E se pensarmos, afirma Kenny, que tal ocorre na maioria das vezes com a maioria das doenças, estas têm um impacto mais elevado em pessoas mais vulneráveis, mais pobres, com uma saúde mais frágil, com menos habilitações académicas, condições de vida, alimentação e higiene.
Relativamente ao cariz social, o elemento-chave no caso de uma sindemia é que esta combina a interacção de múltiplas patologias.
Mudar a estratégia de intervenção e de tratamento
Segundo Kenny, ver a pandemia como uma sindemia permite deixar para trás a "abordagem clássica da epidemiologia ao risco de transmissão para uma visão da pessoa no seu contexto social".

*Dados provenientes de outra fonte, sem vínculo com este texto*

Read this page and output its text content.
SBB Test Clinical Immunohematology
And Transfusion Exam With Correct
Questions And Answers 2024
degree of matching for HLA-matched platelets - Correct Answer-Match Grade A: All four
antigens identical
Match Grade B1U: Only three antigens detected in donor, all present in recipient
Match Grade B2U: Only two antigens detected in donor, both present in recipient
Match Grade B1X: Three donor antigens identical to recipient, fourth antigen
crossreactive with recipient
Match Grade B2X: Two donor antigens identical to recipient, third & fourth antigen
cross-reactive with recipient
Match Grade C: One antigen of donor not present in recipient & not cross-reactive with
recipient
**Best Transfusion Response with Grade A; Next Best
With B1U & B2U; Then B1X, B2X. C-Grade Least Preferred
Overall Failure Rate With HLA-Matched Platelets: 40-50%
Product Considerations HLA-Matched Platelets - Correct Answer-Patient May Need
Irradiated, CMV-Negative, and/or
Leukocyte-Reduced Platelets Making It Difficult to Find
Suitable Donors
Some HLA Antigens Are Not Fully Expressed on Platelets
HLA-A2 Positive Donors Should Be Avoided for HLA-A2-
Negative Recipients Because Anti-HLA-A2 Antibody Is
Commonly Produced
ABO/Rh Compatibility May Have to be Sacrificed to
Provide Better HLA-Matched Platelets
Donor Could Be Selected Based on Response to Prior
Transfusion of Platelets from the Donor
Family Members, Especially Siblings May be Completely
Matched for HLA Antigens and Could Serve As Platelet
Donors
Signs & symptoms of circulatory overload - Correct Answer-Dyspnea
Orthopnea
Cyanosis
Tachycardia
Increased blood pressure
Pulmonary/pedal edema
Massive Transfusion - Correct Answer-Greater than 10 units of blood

“O impacto dessa interacção também é facilitado pelas condições sociais e ambientais que, de alguma forma, aproximam essas duas doenças ou tornam a população mais vulnerável ao seu impacto”, refere Singer.
E esta conclusão é comum a inúmeros cientistas que crêem que, para travar a propagação e impacto do novo coronavírus, é essencial ter em conta as condições em que vivem as populações mais economicamente desfavorecidas e procurar vias para solucionar esse problema.
"Se realmente quisermos acabar com esta pandemia, cujos efeitos têm sido devastadores nas pessoas, na saúde, na economia ou com futuras pandemias de doenças infecciosas (vimos uma após a outra cada vez mais frequente: SIDA, Ébola, SARS, zika e agora a Covid-19), a lição é que temos que lidar com as condições subjacentes que tornam um sindicato possível", afirma Singer.
“Temos que lidar com os factores estruturais que dificultam o acesso dos pobres à saúde ou a uma alimentação adequada”, acrescenta à conversa com a BBC News.
Para Richard Horton, o editor-chefe da revista Lancet, a conclusão é óbvia: "não importa quão eficaz seja um tratamento ou quão protectora seja uma vacina, a busca por uma solução puramente biomédica contra a Covid-19 vai falhar".
"A menos que os governos elaborem políticas e programas para reverter profundas disparidades sociais, as nossas sociedades nunca estarão verdadeiramente protegidas da Covid-19", conclui.